In talking with CNBC, Pichai also noted that there will never be enough humans to filter through and remove all of the controversial content on the platform.
Stating that "we've gotten much better at using a combination of machines and humans. So it's one of those things, let's say we're getting it right 99-percent of the time, you'll still be able to find examples. Our goal is to take that to a very, very small percentage well below one-percent."
Pichai also referenced credit card systems. In saying that "anything when you run at that scale, you have to think about percentages."
The CEO is correct, but that doesn't mean that nothing shouldn't be done, and Pichai agrees. Google, which is YouTube's parent company, has been putting a lot of effort behind cleaning up the platform and fixing these issues. But Pichai still wishes that Google had addressed these issues much sooner.
YouTube has gotten pretty big, and it's making the task a lot harder for Google to complete. Sure, Google could hire a bunch of humans to watch every video that is uploaded to the platform. But given the fact that there are 300 hours of video uploaded to YouTube every minute of the day. Making it impossible to do that. This is why Google does rely pretty heavily on machine learning and artificial intelligence to find out what should be on YouTube and what needs to be taken down. But as is the case with anything, it's not perfect.

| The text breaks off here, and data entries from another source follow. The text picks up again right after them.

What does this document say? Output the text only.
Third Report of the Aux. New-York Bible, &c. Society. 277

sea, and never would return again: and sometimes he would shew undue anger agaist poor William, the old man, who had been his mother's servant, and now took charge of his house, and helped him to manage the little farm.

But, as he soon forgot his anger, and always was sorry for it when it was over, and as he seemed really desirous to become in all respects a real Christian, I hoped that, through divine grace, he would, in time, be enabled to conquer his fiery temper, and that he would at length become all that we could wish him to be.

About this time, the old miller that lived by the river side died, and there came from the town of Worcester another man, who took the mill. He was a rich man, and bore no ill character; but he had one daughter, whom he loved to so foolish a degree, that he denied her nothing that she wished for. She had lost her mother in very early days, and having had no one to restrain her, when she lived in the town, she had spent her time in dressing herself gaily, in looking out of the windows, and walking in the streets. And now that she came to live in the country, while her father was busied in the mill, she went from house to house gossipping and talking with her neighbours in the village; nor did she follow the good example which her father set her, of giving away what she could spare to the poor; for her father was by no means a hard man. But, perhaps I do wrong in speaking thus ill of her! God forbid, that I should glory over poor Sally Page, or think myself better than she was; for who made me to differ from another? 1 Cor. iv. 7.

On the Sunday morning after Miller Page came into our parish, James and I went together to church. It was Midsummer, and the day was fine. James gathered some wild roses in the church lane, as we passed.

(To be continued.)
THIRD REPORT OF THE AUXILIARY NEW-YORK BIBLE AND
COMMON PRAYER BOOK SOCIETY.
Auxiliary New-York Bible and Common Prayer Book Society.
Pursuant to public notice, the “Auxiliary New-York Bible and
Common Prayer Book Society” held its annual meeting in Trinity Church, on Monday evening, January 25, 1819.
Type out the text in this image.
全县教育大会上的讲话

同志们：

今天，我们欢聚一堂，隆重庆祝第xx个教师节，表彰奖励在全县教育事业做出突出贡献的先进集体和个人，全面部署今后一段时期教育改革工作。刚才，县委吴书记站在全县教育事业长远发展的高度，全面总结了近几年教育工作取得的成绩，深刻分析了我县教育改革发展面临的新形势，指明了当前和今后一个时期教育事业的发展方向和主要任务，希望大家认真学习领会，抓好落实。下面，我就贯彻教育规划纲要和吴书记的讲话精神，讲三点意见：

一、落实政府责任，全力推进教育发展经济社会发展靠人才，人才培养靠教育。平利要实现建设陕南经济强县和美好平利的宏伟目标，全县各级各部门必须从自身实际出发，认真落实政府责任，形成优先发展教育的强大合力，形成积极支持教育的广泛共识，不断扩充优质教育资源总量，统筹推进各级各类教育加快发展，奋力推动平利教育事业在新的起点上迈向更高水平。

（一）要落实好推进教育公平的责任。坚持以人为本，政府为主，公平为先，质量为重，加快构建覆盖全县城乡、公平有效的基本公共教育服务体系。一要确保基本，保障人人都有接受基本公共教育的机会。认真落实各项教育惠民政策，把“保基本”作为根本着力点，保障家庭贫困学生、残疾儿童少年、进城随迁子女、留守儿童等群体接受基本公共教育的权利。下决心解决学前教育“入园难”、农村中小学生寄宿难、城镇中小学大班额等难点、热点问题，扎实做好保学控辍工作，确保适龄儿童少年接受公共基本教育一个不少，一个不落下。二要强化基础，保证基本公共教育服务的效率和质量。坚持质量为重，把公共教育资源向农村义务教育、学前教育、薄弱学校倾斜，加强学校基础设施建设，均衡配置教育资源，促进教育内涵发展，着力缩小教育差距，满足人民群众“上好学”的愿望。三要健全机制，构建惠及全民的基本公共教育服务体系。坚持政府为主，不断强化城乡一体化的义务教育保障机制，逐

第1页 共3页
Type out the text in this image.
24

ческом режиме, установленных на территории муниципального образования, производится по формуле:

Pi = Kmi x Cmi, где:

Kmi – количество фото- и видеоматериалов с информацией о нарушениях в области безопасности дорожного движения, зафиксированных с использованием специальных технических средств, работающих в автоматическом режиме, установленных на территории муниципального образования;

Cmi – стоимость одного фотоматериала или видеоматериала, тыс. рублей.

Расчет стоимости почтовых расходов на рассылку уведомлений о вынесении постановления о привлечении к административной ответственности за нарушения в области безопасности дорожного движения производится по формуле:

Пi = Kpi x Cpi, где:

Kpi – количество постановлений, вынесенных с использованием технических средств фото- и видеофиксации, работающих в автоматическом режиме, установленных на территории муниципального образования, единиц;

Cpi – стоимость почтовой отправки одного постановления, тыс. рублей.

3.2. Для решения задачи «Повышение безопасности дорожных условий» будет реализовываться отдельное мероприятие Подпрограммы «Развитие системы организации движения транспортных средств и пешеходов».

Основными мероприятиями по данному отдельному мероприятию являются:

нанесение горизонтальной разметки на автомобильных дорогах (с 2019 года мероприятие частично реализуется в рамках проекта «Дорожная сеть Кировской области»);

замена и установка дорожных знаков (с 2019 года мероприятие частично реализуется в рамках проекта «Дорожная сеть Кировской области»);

It's obviously good to see that Google is working on YouTube to get this controversial content off of the platform and keep it off of the platform, but it might be a case of "too little, too late" for YouTube. The platform has always been an open one, allowing users to post pretty much anything they wanted – anything that was illegal. But it is now getting a lot of attention by liberals for conservatives going after them. Alex Jones and Steven Crowder are two main examples there. Those two were posting pretty hateful videos, aimed at specific people. While Alex Jones was likely a bigger deal than Steven Crowder, it still proves the point that something should have been done much sooner.
Pichai isn't covering up for YouTube, and spreading falsehoods, saying that everything is good over there. Which is a good thing for Pichai, and it's also good that he is directing resources to YouTube to fix the many issues that YouTube has. Hopefully it does get fixed and YouTube becomes a happier place to waste time while you're at work.